Without being a physician, his college training had taught this great-hearted man how to ward off many forms of disease and given him a knowledge of the springs of health and happiness. In this way oft he served the Indians who became his unchanging allies. Once they knew that for a certainty he never carried weapons with him, that his heart was a cup overflowing with kindness to every living thing, that he could bind up the warrior's wounds and heal the chief's sickness and lift the dying papoose out of the arms of death back to life again, they gave him their full
confidence and looked upon him with wonder akin to worship.
Without thought of danger he went a full hundred miles into the forest beyond the uttermost rim of the settlements, and for months at a time he lived with the forest children.
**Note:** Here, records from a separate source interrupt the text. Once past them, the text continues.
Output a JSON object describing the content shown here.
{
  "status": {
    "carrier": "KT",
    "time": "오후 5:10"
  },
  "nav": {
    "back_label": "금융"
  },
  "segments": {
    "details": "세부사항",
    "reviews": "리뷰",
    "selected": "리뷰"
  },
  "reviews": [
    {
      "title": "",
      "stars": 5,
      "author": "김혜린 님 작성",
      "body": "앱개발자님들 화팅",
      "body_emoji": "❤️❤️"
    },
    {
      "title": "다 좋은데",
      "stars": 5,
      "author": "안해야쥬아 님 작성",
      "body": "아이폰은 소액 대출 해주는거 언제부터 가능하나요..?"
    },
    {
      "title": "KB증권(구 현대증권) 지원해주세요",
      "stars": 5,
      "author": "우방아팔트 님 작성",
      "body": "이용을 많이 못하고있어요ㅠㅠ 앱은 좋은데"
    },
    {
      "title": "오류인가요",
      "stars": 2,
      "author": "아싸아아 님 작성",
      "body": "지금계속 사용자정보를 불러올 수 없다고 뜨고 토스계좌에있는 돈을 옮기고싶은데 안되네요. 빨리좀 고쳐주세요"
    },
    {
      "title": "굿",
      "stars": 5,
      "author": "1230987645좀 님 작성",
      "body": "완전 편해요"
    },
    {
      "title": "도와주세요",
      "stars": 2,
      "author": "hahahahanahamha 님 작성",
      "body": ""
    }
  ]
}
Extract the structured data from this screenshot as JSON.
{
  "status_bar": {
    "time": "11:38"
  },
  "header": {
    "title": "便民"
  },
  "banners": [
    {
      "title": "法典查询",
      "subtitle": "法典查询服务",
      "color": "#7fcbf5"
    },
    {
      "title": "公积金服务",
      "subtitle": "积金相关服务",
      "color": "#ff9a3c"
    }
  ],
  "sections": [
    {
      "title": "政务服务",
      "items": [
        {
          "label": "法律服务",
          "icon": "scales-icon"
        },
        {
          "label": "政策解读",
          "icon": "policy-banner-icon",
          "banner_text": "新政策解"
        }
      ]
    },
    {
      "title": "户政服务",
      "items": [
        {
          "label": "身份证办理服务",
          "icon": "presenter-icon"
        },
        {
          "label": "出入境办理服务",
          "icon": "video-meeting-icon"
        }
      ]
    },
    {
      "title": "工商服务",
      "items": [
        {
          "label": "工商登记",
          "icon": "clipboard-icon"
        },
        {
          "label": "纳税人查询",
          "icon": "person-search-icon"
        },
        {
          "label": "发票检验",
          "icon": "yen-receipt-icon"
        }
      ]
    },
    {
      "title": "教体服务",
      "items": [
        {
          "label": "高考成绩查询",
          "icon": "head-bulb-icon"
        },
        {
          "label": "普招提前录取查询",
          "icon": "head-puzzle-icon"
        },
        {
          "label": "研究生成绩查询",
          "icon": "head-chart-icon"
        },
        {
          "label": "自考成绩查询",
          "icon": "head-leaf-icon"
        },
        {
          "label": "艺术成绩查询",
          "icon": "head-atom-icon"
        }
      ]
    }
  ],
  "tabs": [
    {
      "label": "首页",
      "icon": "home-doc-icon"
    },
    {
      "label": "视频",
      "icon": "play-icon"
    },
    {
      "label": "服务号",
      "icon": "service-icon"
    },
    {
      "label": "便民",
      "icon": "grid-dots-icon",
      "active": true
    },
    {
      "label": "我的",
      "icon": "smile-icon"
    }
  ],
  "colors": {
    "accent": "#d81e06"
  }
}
He taught them how to guard the water springs and keep them pure. In the winter when the tepees and camps threatened the purity of the brooks, he led the braves up the hills toward higher springs of water. Living in tepees whose only chimney was a hole at the top of the tent, where smoke on windy days was incessant, where the eyes of the children were constantly inflamed and through ignorance loss of sight was common, this man with his knowledge of simple remedies taught the Indians how to save their children from blindness and incessant pain. Oft he warned the red men against the traders with their fire water and the land sharks with their lying words and the government agents who used their office for spoiling the red children of the forest, going from tent to tent and village to village he brought the red man health and not sickness, peace not guns and whiskey, friendship not the greed that rob the Indians of lands and title deeds.